Fabien Ribery

auteur et créateur du site Lintervalle.blog. Agrégé de lettres modernes.

La Vallée Avalée, la Vésubie de Marc Pollini

Il faut garder trace, mémoire, des joies et des catastrophes, ne pas laisser le temps engloutir notre peine sans tenter de la métamorphoser en chemins de lucidité.
La tempête Alex qui frappa dramatiquement le village de Saint-Martin-Vésubie, ainsi que toute la vallée de l’arrière-pays niçois le 2 octobre 2020, mais aussi la vallée de la Roya, est la cause de la plus grande catastrophe écologique française du XXIe siècle.
Des disparus, des déplacés, des maisons et des routes emportées, un paysage bouleversé, des vies détruites.
Dans son journal photographique tenu pendant près de dix mois, intitulé La Vallée avalée – La Vésubie, Marc Pollini a rendu compte avec beaucoup de pudeur et de respect envers les habitants des ravages de cette tempête dantesque.
Des nuages d’Apocalypse, des hélicoptères, les dieux sont en colère.
Le Var, irrigué par la Vésubie, charrie des tonnes de déchets, des pans de maison, des objets, des végétaux arrachés.
Des ouvrages d’art se sont effondrés, les routes sont coupées, l’Etat agit mais il faut avant tout s’appuyer sur les liens de proximité pour ne pas sombrer un peu plus.
Où sont les loups échappés du Parc Alpha situé dans le hameau du Boréon ? Où hurlent-ils désormais ?

« Le long de la rivière, la nature a pris un air de cimetière avec ces arbres en croix. Ces troncs rabotés par les pierres ont créé des barrages qui ont cédé sous la puissance de l’eau et engendré des vagues dévastatrices. Les rochers charriés par le torrent sont la cause du bruit assourdissant dont parlent avec terreur les habitants. »
Loin de l’affairement médiatique, Marc Pollini prend le temps d’observer, de ressentir, de témoigner.
Les maisons sont des fétus de paille, la nature si belle, si quiète, est devenue folle.

Tout est calme désormais, mais, sous l’objectif du photographe, tout est effroyable, tout est mort.
Le cimetière lui-même a été emporté.
Eric Ciotti, député et conseiller départemental des Alpes-Maritimes, exprime sa peine, et sa stupeur : « Aux premières heures du jour nous avons enfin pu survoler la vallée en hélicoptère. Plus nous nous approchions, plus la peur me nouait l’estomac : ponts détruits, maisons éventrées, voitures retournées, routes coupées. Tout le long du fleuve, un spectacle de désolation comme après un bombardement. Certaines familles avaient tout perdu, leur maison, leur entreprise et jusqu’au caveau familial. »
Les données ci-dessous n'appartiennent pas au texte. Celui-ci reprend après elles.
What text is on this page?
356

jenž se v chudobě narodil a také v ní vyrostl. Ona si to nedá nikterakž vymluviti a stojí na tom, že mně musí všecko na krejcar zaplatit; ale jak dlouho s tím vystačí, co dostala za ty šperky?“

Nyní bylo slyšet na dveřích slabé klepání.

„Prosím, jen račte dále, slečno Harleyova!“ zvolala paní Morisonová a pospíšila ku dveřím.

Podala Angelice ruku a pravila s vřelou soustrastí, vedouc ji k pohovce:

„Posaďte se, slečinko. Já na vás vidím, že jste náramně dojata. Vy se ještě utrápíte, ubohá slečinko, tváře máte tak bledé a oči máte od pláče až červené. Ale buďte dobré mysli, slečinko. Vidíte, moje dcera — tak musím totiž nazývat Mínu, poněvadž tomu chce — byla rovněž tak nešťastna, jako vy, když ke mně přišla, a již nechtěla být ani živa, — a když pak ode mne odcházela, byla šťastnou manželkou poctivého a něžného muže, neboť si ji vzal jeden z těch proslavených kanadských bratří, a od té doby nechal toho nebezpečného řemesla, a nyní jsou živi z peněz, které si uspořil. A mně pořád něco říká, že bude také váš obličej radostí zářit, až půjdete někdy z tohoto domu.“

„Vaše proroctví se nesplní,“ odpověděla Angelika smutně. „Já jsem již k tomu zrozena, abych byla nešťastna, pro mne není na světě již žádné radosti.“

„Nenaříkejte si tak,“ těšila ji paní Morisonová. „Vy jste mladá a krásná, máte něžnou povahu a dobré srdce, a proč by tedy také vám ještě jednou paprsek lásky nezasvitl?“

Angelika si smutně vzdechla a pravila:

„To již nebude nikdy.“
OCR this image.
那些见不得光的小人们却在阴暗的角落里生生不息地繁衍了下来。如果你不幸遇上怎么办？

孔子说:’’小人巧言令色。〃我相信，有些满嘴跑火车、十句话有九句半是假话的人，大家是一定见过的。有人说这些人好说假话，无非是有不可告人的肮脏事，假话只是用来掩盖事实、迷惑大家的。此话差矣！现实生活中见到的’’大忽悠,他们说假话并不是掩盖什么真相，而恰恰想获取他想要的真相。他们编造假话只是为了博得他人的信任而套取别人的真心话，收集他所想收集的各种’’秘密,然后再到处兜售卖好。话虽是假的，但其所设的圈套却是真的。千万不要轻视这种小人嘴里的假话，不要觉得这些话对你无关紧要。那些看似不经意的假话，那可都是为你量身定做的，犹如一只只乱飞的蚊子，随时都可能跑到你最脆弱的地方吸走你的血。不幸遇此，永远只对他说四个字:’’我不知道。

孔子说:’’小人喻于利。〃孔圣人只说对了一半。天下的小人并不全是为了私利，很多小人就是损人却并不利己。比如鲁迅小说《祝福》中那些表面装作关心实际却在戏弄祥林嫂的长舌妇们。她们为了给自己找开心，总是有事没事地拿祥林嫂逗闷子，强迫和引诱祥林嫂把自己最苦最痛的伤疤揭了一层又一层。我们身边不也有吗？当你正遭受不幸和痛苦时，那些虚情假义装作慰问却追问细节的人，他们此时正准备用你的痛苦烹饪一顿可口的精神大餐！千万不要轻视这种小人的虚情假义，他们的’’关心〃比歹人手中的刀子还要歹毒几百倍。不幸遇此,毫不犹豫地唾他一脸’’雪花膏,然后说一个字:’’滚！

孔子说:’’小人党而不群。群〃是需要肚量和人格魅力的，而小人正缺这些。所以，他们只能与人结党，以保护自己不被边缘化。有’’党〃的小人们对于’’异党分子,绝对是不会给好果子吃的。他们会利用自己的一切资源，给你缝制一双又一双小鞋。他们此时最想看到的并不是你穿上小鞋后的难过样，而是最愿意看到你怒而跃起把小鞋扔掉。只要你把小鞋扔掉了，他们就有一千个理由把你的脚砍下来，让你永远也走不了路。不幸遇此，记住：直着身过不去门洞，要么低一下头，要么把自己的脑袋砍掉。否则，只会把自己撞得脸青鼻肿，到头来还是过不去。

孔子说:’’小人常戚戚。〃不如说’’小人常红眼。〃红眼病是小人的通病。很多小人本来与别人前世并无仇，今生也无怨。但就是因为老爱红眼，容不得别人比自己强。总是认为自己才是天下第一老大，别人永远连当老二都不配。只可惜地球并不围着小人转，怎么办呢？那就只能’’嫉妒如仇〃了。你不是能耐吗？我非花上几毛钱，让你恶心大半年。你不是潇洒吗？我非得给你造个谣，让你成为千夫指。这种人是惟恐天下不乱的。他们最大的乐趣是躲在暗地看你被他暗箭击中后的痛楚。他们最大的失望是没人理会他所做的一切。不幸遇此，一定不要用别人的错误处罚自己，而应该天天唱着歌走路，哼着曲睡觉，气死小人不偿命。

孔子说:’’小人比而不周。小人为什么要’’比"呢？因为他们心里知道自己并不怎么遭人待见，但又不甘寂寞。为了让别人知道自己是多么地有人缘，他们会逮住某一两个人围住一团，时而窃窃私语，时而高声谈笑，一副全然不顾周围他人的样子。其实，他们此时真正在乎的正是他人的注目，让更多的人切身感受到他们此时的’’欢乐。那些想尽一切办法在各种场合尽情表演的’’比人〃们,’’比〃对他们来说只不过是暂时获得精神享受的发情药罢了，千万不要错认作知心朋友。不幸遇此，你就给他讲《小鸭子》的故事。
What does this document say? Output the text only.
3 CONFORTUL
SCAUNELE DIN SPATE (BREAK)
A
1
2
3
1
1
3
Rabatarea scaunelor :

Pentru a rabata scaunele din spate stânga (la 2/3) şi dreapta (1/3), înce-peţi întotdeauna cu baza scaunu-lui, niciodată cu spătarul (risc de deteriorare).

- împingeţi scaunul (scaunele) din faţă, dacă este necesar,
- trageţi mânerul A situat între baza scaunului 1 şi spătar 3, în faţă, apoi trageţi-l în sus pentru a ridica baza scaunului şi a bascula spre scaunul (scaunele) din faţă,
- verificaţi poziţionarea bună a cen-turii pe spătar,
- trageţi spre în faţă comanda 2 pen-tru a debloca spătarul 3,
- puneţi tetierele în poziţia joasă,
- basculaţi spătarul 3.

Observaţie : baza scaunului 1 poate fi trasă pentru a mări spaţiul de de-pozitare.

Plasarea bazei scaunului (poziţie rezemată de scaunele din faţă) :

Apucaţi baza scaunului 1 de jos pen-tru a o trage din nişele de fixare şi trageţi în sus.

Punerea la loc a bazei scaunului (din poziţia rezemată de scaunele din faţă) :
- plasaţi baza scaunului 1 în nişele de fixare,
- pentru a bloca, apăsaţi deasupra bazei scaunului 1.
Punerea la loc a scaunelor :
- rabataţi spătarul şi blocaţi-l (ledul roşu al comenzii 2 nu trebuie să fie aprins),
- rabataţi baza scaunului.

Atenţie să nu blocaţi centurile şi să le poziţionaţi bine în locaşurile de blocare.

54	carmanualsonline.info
On suit le journal de Marc Pollini, le souffle court, en se demandant quelle sera la nouvelle image de dévastation – aucun sensationnalisme ici, évidemment -, tout en comprenant que ce vaste corpus est avant tout un hommage à la vallée et aux êtres qui la peuplent, à leur courage et à leur résilience.
Tout est retourné, l’électricité et les moyens de communication sont coupés, il faut survivre.
Des tonnes de roches sont entrées dans la maison en construction, chacun redoute un nouvel orage, tout se fige dans l’absurde et le chaos.

Des racines enserrent des pierres, des pierres écrasent des racines, la forêt est un champ de bataille que recouvre la neige le 6 décembre 2020.
On entend des habitants : « Quand j’ai vu l’ampleur de cette catastrophe climatique, j’ai été K.O. comme sur un ring de boxe. » ; « J’ai vu trois personnes piégées dans une voiture qui dévalait la rivière et mes voisins sur le toit de leur maison être emportés. J’en ai été traumatisée. J’ai dû être hospitalisée trois semaines. C’est un journaliste qui m’a prêté son téléphone pour que je contacte ma fille le lendemain. » ; « J’ai vu des vagues déferler le long de la rivière, les éléments se sont déchaînés. C’était un tremblement de terre permanent, on entendait les maisons s’effondrer. »
Emportés par les tempêtes, les objets glanés par Marc Pollini, photographiés isolément sur fond neutre, sont déchirants : un camion Coca Cola pour enfant, un marteau, un chemisier vert, une chaussure saumon à talon haut, une ponceuse, un ballon crevé, une poêle.

La rivière est de couleur marron, le ciel ne sera peut-être plus jamais aussi bleu, la cascade appréciée des touristes peut être une fée monstrueuse.
Photographiés dans la pénombre, les habitants ayant accepté de poser reviennent de loin, l’exil est encore dans leurs yeux.
Une rai de lumière, deux, trois, la vie reprend, revient, des cairns ont été dressés, un enfant joue dans la rivière, un livre s’achève, l’histoire continue dans le secret des visages et des sentiments.